De inimigos a aliados?
Mas o tom mudou. Após o fim do primeiro mandato de Trump, os ataques cessaram. Bezos, por sua vez, também passou por transformações — deixou o cargo de CEO da Amazon em 2021 e passou a cultivar uma postura menos combativa.
Durante as eleições de 2024, os sinais de reaproximação se intensificaram. Bezos elogiou Trump publicamente após o atentado em Butler, descrevendo-o como alguém que demonstrou “graça sob fogo literal”. Segundo o Axios, os dois conversaram por telefone pouco depois do ocorrido — um gesto simbólico que marcaria o início de uma nova fase.
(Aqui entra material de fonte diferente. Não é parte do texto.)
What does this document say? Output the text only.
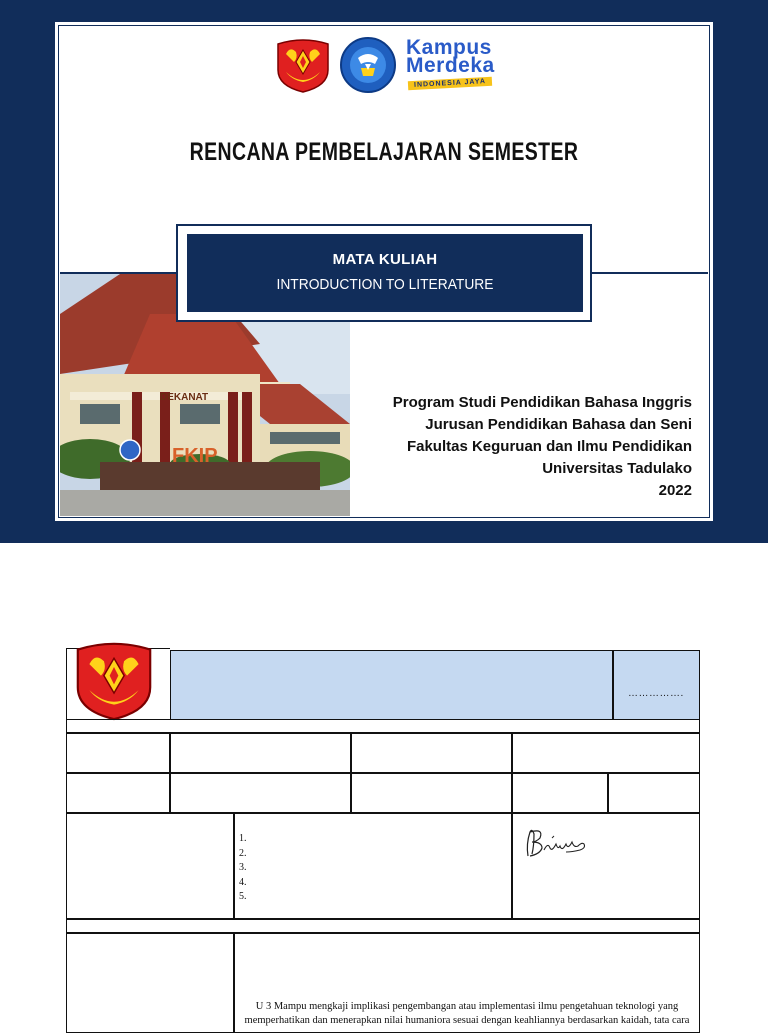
Kampus
Merdeka
INDONESIA JAYA
RENCANA PEMBELAJARAN SEMESTER
DEKANAT
FKIP
MATA KULIAH
INTRODUCTION TO LITERATURE
Program Studi Pendidikan Bahasa Inggris
Jurusan Pendidikan Bahasa dan Seni
Fakultas Keguruan dan Ilmu Pendidikan
Universitas Tadulako
2022
…………….
1.
2.
3.
4.
5.
U 3 Mampu mengkaji implikasi pengembangan atau implementasi ilmu pengetahuan teknologi yang
memperhatikan dan menerapkan nilai humaniora sesuai dengan keahliannya berdasarkan kaidah, tata cara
Bezos mudou o tom do Washington Post
A guinada foi além da retórica. Em um gesto editorial raro, Bezos interferiu na decisão do Washington Post de não endossar Kamala Harris na eleição presidencial. Em um artigo, justificou que não queria associar o jornal a percepções de viés político. O recuo na tradição custou caro: milhares de assinantes cancelaram suas contas.
Mais tarde, Bezos publicou uma nova diretriz para a linha editorial do jornal, afirmando que os textos de opinião iriam defender “liberdades individuais e mercados livres”. Ele não deixou dúvidas: ideias que desafiem esses pilares seriam publicadas, mas por outros.
Colhendo frutos
A nova fase da relação rendeu frutos. Logo nos primeiros 100 dias do novo mandato de Trump, a Blue Origin, empresa aeroespacial de Bezos, venceu um contrato com a NASA no valor de US$ 2,3 bilhões. Para muitos, o símbolo definitivo da relação amistosa e estratégica que estão cultivando.